In the implementation of centered binomial distribution of crystals-kyber, the authors load 24-bits of buffer to a 32 bit integer and then they and the answer with 0x00249249. The complete operations are below:
Can someone please explain what is actually happening here because in documentation this whole procedure is not mentioned.
If passed uniformly random 24-bit values, this code generates 8 independent, bit-packed $\mathcal B(3,0.5)$ samples. The samples are encoded in the 24 least significant bits of $d$ with each sample represented by one of the tri-bits 000, 001, 010 or 011 according to whether they are 0, 1, 2 or 3.

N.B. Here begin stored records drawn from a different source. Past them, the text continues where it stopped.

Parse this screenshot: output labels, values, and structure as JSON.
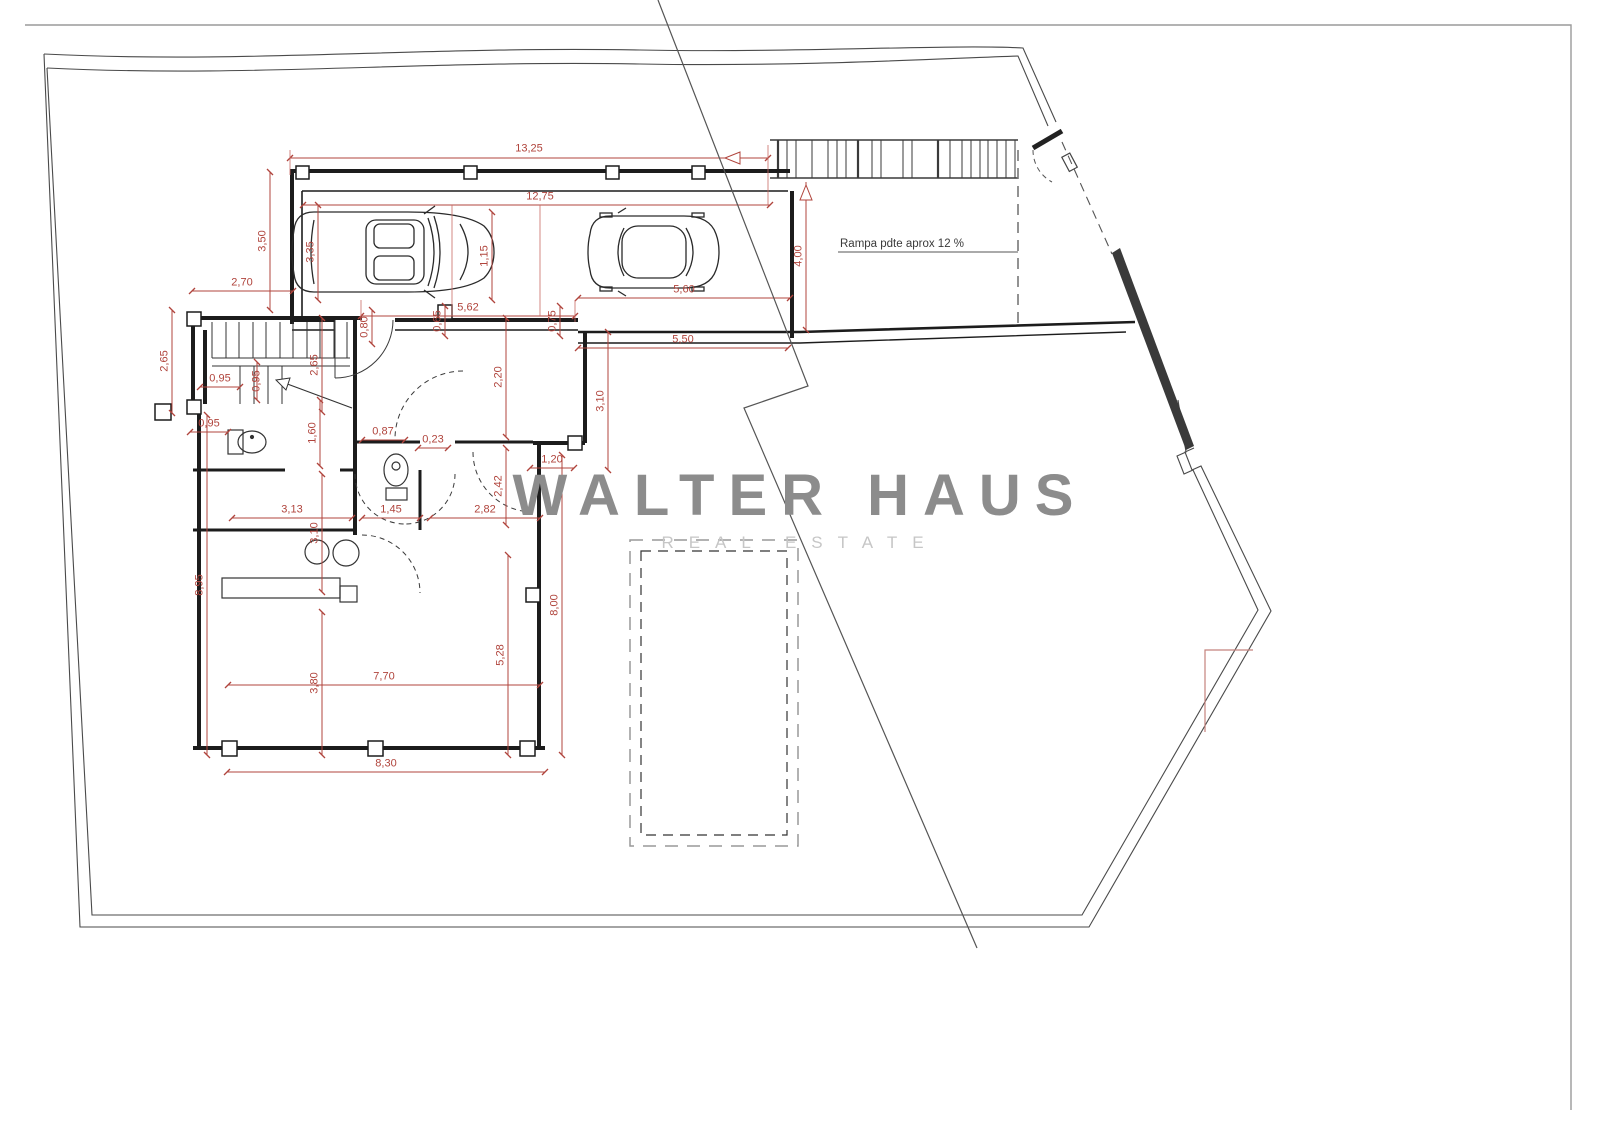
{
  "watermark": {
    "title": "WALTER HAUS",
    "subtitle": "REAL ESTATE"
  },
  "annotations": {
    "ramp_note": "Rampa pdte aprox 12 %"
  },
  "colors": {
    "dimension": "#b0443c",
    "walls": "#1c1c1c",
    "boundary": "#4a4a4a",
    "watermark_title": "#8c8c8c",
    "watermark_subtitle": "#c6c6c6",
    "background": "#ffffff"
  },
  "dimensions": [
    {
      "text": "13,25",
      "x": 529,
      "y": 149,
      "o": "h"
    },
    {
      "text": "12,75",
      "x": 540,
      "y": 197,
      "o": "h"
    },
    {
      "text": "3,50",
      "x": 263,
      "y": 241,
      "o": "v"
    },
    {
      "text": "3,35",
      "x": 311,
      "y": 252,
      "o": "v"
    },
    {
      "text": "1,15",
      "x": 485,
      "y": 256,
      "o": "v"
    },
    {
      "text": "4,00",
      "x": 799,
      "y": 256,
      "o": "v"
    },
    {
      "text": "2,70",
      "x": 242,
      "y": 283,
      "o": "h"
    },
    {
      "text": "5,60",
      "x": 684,
      "y": 290,
      "o": "h"
    },
    {
      "text": "5,62",
      "x": 468,
      "y": 308,
      "o": "h"
    },
    {
      "text": "0,65",
      "x": 438,
      "y": 321,
      "o": "v"
    },
    {
      "text": "0,75",
      "x": 553,
      "y": 321,
      "o": "v"
    },
    {
      "text": "0,80",
      "x": 365,
      "y": 327,
      "o": "v"
    },
    {
      "text": "5,50",
      "x": 683,
      "y": 340,
      "o": "h"
    },
    {
      "text": "2,65",
      "x": 165,
      "y": 361,
      "o": "v"
    },
    {
      "text": "2,65",
      "x": 315,
      "y": 365,
      "o": "v"
    },
    {
      "text": "2,20",
      "x": 499,
      "y": 377,
      "o": "v"
    },
    {
      "text": "0,95",
      "x": 220,
      "y": 379,
      "o": "h"
    },
    {
      "text": "0,95",
      "x": 257,
      "y": 381,
      "o": "v"
    },
    {
      "text": "3,10",
      "x": 601,
      "y": 401,
      "o": "v"
    },
    {
      "text": "0,95",
      "x": 209,
      "y": 424,
      "o": "h"
    },
    {
      "text": "0,87",
      "x": 383,
      "y": 432,
      "o": "h"
    },
    {
      "text": "1,60",
      "x": 313,
      "y": 433,
      "o": "v"
    },
    {
      "text": "0,23",
      "x": 433,
      "y": 440,
      "o": "h"
    },
    {
      "text": "1,20",
      "x": 552,
      "y": 460,
      "o": "h"
    },
    {
      "text": "2,42",
      "x": 499,
      "y": 486,
      "o": "v"
    },
    {
      "text": "3,13",
      "x": 292,
      "y": 510,
      "o": "h"
    },
    {
      "text": "1,45",
      "x": 391,
      "y": 510,
      "o": "h"
    },
    {
      "text": "2,82",
      "x": 485,
      "y": 510,
      "o": "h"
    },
    {
      "text": "3,10",
      "x": 315,
      "y": 533,
      "o": "v"
    },
    {
      "text": "8,95",
      "x": 200,
      "y": 585,
      "o": "v"
    },
    {
      "text": "8,00",
      "x": 555,
      "y": 605,
      "o": "v"
    },
    {
      "text": "5,28",
      "x": 501,
      "y": 655,
      "o": "v"
    },
    {
      "text": "3,80",
      "x": 315,
      "y": 683,
      "o": "v"
    },
    {
      "text": "7,70",
      "x": 384,
      "y": 677,
      "o": "h"
    },
    {
      "text": "8,30",
      "x": 386,
      "y": 764,
      "o": "h"
    }
  ]
}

To see this note that 0x249249 in binary is 1001001001001001001001 and thus masks off every third bit. If the bits of t can be treated as i.i.d. Bernoulli variables with $p=1/2$ (i.e. as uniform independent bits), the sum of any three bit positions of t will give a $\mathcal B(3,0.5)$ sample. The code divides t into three bit chunks and counts the number of bits in each chunk by initialising (in a bit parallel manner) to the value of the least significant bit in each chunk; adding one (in bit-parallel) if the next least significant bit in each chunk is set and finally adding one (in bit-parallel) if the third bit in each chunk is set.
An example might help here. Suppose we have t=011100101011000110111110 as input. To form binomial samples by hand we would divide this into chunks of three: 011 100 101 011 000 110 111 110, then count the bits in each chunk 2 1 2 2 0 2 3 2, then pack these answers as 010 001 010 010 000 010 011 010. The code achieves the same output by first masking off every third bit of t to initialise d=001000001001000000001000, it then adds on to this the value of the bits in every position that is 1 mod 3 by shifting t and masking: 01000000001000001001001 so that after adding (with carries) we have d=010000001010000001010001. Our next summand is the value of the bits in positions 2 mod 3 which we create by shifting t by 2 and masking: 0001001000000001001001 so that after adding (with carries) we have d=010001010010000010011010 as required. Note that the carries from each chunk never overflow into the next chunk up.